US retail sales for May significantly surpassed market expectations, demonstrating unexpected resilience in consumer spending. Despite consumer confidence hitting a record low and persistently high oil prices, the overall year-on-year sales growth rate climbed to its highest level in nearly three and a half years.
The US Census Bureau released data on Wednesday showing that retail sales rose by 0.9% month-on-month in May, far exceeding the market forecast of 0.6%. The April increase was also revised upward to 0.4%. The year-on-year growth rate reached 6.9%, marking the strongest performance since January 2023.
Gas station revenues surged by 3.4% month-on-month, serving as the primary driver behind the overall data strength. This directly reflects the impact of soaring oil prices during the Iran conflict. Excluding gas stations, sales still recorded a solid 0.7% monthly increase.
Following the data release, statements from major retailers like Target and Walmart corroborated the figures. Both companies indicated that consumer purchasing intent remains stronger than anticipated despite years of persistent inflation. This data also aligns with credit card spending tracking data from institutions including Bank of America (BAC), JPMorgan Chase, and PNC Financial Services Group, all of which recorded substantial support for consumer spending from tax refunds and stock market gains.
However, significant concerns lurk behind the robust data. Declining real wages and a falling savings rate suggest consumers have diminishing room to sustain the current pace of spending. Low-income households are under particular pressure from the oil price shock, and the "K-shaped" divergence in consumption patterns continues to intensify.
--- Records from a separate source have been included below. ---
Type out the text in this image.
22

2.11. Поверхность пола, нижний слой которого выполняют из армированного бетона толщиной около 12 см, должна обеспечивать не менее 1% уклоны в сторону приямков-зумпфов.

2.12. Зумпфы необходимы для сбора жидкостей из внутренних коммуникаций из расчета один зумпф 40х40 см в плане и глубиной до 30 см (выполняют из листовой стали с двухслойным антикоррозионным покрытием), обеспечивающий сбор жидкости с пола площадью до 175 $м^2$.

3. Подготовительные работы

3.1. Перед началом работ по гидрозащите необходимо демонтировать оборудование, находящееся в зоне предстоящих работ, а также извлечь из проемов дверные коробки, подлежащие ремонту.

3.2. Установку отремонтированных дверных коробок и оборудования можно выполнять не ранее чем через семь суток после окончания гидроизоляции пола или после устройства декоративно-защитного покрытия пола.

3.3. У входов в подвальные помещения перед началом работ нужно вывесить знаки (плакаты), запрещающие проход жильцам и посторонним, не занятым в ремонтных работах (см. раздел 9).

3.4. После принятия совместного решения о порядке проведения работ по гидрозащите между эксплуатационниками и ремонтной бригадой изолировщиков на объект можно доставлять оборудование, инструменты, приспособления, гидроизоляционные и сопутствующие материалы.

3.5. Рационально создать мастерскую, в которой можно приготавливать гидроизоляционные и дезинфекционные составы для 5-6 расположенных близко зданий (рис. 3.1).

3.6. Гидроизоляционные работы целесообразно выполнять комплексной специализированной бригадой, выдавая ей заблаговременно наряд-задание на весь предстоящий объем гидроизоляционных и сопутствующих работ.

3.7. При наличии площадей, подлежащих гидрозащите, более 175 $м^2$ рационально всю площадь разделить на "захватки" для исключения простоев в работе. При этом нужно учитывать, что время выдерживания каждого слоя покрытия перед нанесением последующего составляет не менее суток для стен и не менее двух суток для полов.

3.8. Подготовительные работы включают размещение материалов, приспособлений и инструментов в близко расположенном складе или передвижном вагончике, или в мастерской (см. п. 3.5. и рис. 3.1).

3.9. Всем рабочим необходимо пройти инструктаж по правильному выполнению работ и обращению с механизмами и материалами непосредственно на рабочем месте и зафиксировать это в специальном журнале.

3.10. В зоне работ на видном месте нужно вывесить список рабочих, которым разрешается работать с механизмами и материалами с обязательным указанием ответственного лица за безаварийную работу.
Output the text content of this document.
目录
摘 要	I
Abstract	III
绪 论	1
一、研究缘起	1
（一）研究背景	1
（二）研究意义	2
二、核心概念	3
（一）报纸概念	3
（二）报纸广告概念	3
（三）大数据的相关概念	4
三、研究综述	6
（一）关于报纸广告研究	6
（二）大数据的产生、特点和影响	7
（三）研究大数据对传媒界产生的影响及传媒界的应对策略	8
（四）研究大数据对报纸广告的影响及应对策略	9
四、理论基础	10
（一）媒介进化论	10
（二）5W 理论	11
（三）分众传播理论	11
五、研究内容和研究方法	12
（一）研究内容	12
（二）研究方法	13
Broad-Based Growth with Vehicles Leading Rebound
The May retail data showed widespread growth, with 11 out of 13 merchandise categories recording positive gains. Motor vehicle and parts sales rebounded by 1.2% month-on-month, the largest single-month increase in nearly a year. Gas stations and non-store retailers (including e-commerce) also saw leading gains. In contrast, electronics and food services sales contracted slightly.
Restaurant and bar spending fell by 0.1% month-on-month, reversing the strong growth seen in April. This category is the only service sector component covered in the retail monthly report.
Analysts at Bank of America had anticipated a significant upside surprise prior to the data release. The bank noted that gasoline prices, as reported in the CPI, surged by a seasonally adjusted 7.0% month-on-month in May, directly boosting gas station retail revenue and serving as a key driver for this month's data. It is important to note that all the retail data mentioned are nominal values, not adjusted for inflation.
Control Group Sales Strongly Beat Forecasts, Supporting GDP
The closely watched "control group" sales data—a retail subset used directly in calculating Gross Domestic Product (GDP)—rose by 0.7% month-on-month in May, significantly above the market expectation of 0.4%. This measure excludes food services, auto dealers, building material stores, and gas stations, and is considered a purer gauge of underlying consumer spending momentum.
Core retail data also showed strong performance. Retail sales excluding autos increased by 0.8% month-on-month, beating the 0.6% forecast. Sales excluding both autos and gas stations rose by 0.5% month-on-month, also better than the 0.3% expectation.
Using the CPI for a rough deflation adjustment, real retail sales are showing a sustained recovery from the negative growth territory seen last December, with a preliminary trend of substantive improvement in consumption emerging.
Low-Income Groups Under Pressure, Consumption Divergence a Key Variable
Despite the impressive overall retail figures, cracks in the consumption structure are widening. Data from Bank of America shows that the May oil price surge led to a lower share of wallet for discretionary spending across all income groups compared to the same period in 2025, a clear deviation from the recent trend of this share steadily increasing.
Low-income households are more significantly impacted by the oil price shock—the rise in their share of necessary spending is greater than for middle- and high-income groups, further widening the "K-shaped" gap in discretionary spending power between income tiers. Credit card data also indicates that spending by affluent consumers is growing notably faster than that of middle- and low-income groups, with the latter simultaneously facing the dual pressures of tightening budgets and relatively high borrowing costs.
As oil prices have recently begun to retreat, whether this structural divergence can gradually narrow will be a key indicator for assessing the future resilience of US consumption.